Private Investors Can't Get A Ride
Sydney Morning Herald
Wednesday February 27, 2002
State Rail will have to change its mindset if it wants the private sector to help fund its $20billion upgrade, writes Brian Robins.
A new high-speed express train service from Sydney to Gosford, new signalling and train protection systems are all on the agenda of private investors hoping to invest in Sydney's urban rail system.
The hold-up, however, appears to be right at the start of the line in the Department of Transport.
In a confidential report to the Government last year, the former deputy head of State Rail, Ron Christie, recommended that as much as $20billion be spent upgrading the urban rail network over the next decade.
When the report's contents were revealed in the Herald this week, the Minister for Transport, Carl Scully, said the Government was willing to consider tapping private sector funds, via so-called public-private partnerships, but the poor track record to date leaves this suggestion open to doubt.
The fund-raising method has been used with some success for the Metro Light Rail link between the city and Lilyfield, although it failed with the Airport Link, because of overly optimistic passenger forecasts, and with the Bondi Beach extension from Bondi Junction.
In the case of an express service to Woy Woy and Gosford, travel time would be cut from 80 minutes on a good day to about 30 or 40 minutes, but there would be a surcharge.
Premium cost rail services are common abroad, where the improved service attracts more customers, but NSW rail authorities are focused on cutting costs rather than growing revenues.
Victoria went some way down this track three years ago by auctioning off its train, tram and bus services. The move enabled it to cap public subsidy levels as successful bidders undertook to introduce new trains and trams.
The Victorian Government still controls the network, and actively monitors service levels to ensure they meet contractual commitments.

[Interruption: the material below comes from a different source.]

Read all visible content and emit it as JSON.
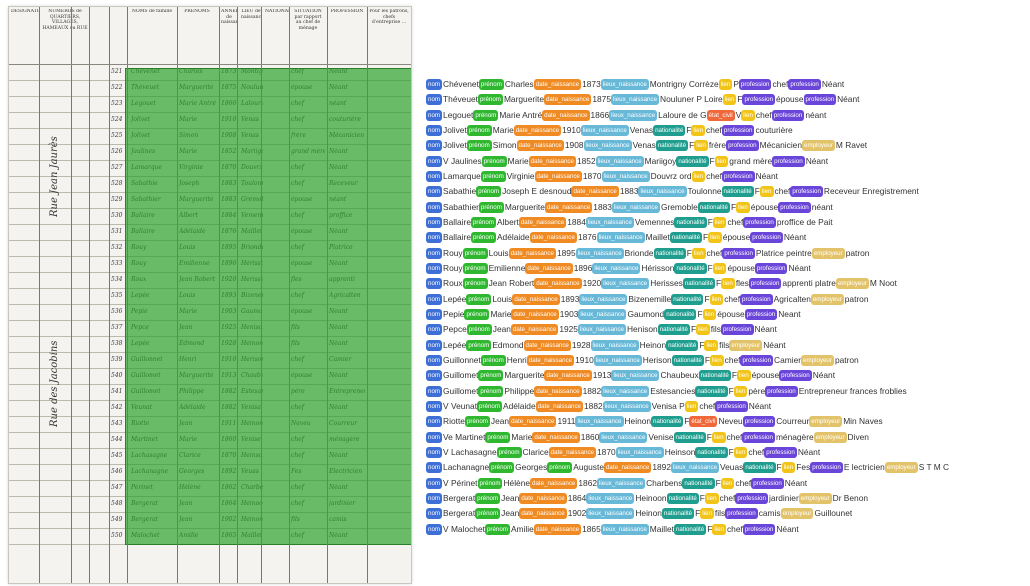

The Christie report's demand for new rail lines in NSW, and the sheer capital cost involved in the plans, mean private investment is essential.
As the cost of the Chatswood-Parramatta link has blown out, from the initial estimates of about $1.5billion to closer to $4billion, State Rail reacted by implementing the project piecemeal, which led to further delays in completion.
When private investors were locked out of the project, some investment banks shifted specialist staff overseas to chase lucrative deals with, for example, the privatisation of the British rail network. The key for investors when assessing prospects is how the State Government would share the risk.
``It has to be done in partnership with State Rail, and how it interacts with the network," one senior banker said. ``To work, it needs a clear understanding of the rights and responsibilities.
``The Melbourne rail/tram franchise is the model that works, and has been exported worldwide. The Victorian Government is outlaying the same amount of funds, and it is getting new rolling stock.
``With a new railway, the construction is easy put it out to tender. The issues are operating and maintenance. For example, if there is passenger risk, then integration with the network is vital. If the Government owns the rolling stock, then there is the issue of supply."
New lines built with private capital can involve ceding control to private investors for, say 20 or 30 years before it is transferred back to the state.
This technique has been used for toll road developments such as the M5 or the Hills Motorway, with private investors taking all of the development risk and reaping handsome rewards as demand outstrips early forecasts.
But bankers complain that the lack of commercial expertise at State Rail and CityRail means that when proposals are put forward by private investors there is barely a response from the bureaucrats.
The head of a management consulting firm said: ``We take a project to the RTA; it has a budget; it is used to handling these proposals. But you go to the SRA, and there is no real response."
The difficulty with State Rail has been arriving at a risk sharing model the rail authority can use to tap private funds. An example is the fraught negotiations over the Bondi Beach line, a 3.2-kilometre extension from Bondi Junction to the beach.
The line was buried by a lack of rolling stock and the need for a surcharge on the use of Bondi Beach station, if the project was to be viable. And if investors put up the funds they want to ensure that competition from rival modes of transport is limited and that they are insulated from policy changes.
``Preferred tenderers always put in additional conditions," said Peter Abelson, Professor of Economics at Macquarie University.
Another difficulty is the complexity of Sydney's rail system, which makes it difficult for State Rail to guarantee the minimum level of service to attract maximum private funding.
The cost burden for Sydney's train network is the urban sprawl and the lack of urban population density.
Density gives railway operators the ability to cover costs, so that high frequency services are assured. The economics of urban rail travel in Australia is the reverse.